The depth and intricacy of the main characters is a main focal point in the novel, and they feel quite dynamic, reinforced by the remembrances and flashback sequences which reveal the tragic events that sculpted their lives and personalities. De Bie’s heroes, and villains for that matter, are unrepentantly Byronic in nature, filled with pathos and flaws which make them so complex and yet driven to redeem themselves. Regel and Ovelia are unlikely co-patriots given their first scenes together, and yet they are driven by honor and vengeance to seek out the mage-slayer Mask, who murdered the Winter King’s daughter – a woman both heroes had sworn to protect and failed. Ovelia is surprisingly tortured by her role of the assassin of the Winter King, and all that transpired since that day - she offers her life to Regel’s retribution once she has avenged herself against Mask. Regel himself is constantly questioning her motives, as well as his own, but gives himself over to the quest hoping for some sort of catharsis. Their proximity to each other during their “final” mission is a source of constant pain for each other, and even the sexual undertones in their relationship are flawed and corrupted, torn by self-loathing on one hand and raging jealousy on the other.

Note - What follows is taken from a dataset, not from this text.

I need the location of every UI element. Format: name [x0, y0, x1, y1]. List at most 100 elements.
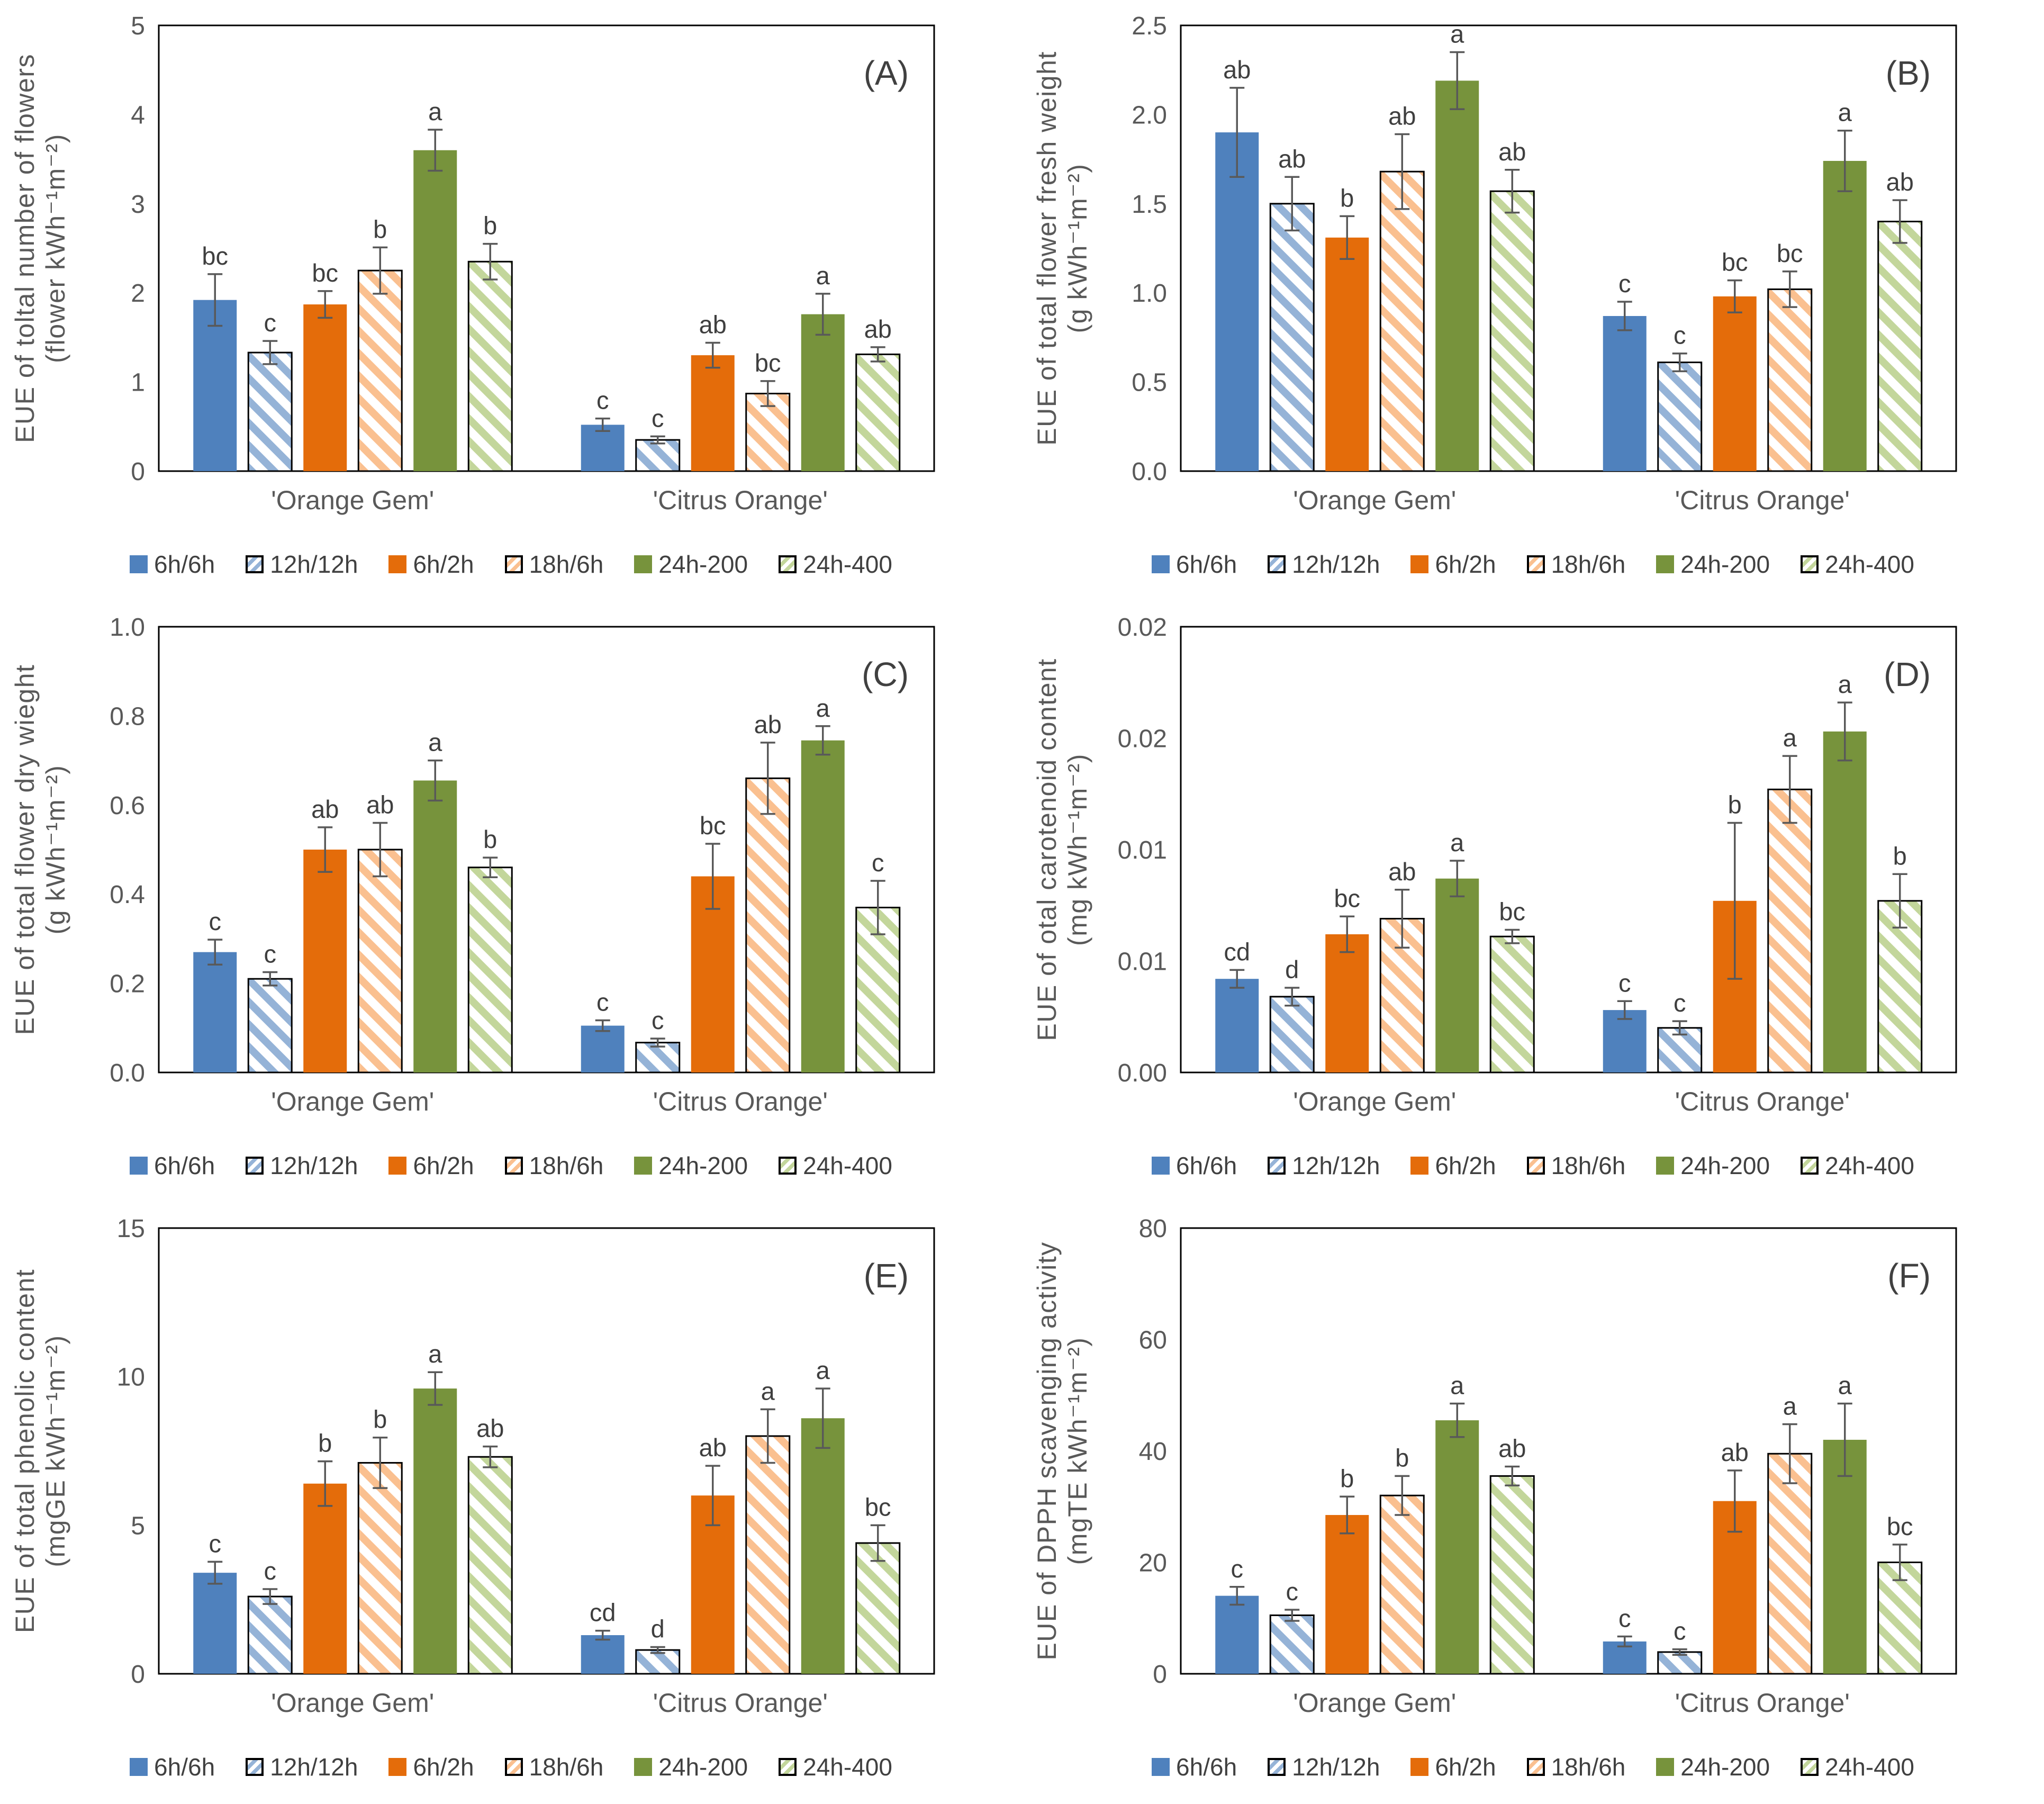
bar [745, 392, 791, 472]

That sense of creeping corruption is an all-pervading force in the World of Ruin, as is demonstrated amply by the author in the many acts of sex and desire in the Shadow of the Winter King. De Bie’s characters use the act of sex more as exploitation for power, information, control, or degradation than as an act of love and affection. This element just adds to the gritty “punkiness” of the novel, and makes the World of Ruin just that much darker in its scope.

Erik Scott de Bie’s Shadow of the Winter King turns into quite a page-turner the deeper the Reader delves into this dark fantasy novel of intrigue, swords, and wizardry, with plenty of plot twists and surprising turns. De Bie’s vivid descriptions continuously draw the Readers onto the next page, with the anticipation of some new insight into the evolving story. And despite the hardness and ruthlessness of the heroes, it becomes easy to empathize with them the more of their backstory is revealed. Even some of the villains evoke a bit of sympathy from time to time, although their acts of profound cruelty and viciousness can wipe that away in a second.

The World of Ruin
series is definitely off to an amazing start, a recommended must-read for diehard fans of dark fantasy. Readers of Shadow of the Winter King will almost certainly put down the novel with a longing to read on to the next in the series - high praise indeed for any creative word-smith forging their own new and unique world.

Shadow of the Winter King
is available from Amazon.com in both Trade Paperback and Kindle versions.

This Reviewer received an advanced copy of the book in PDF format from which this review was written.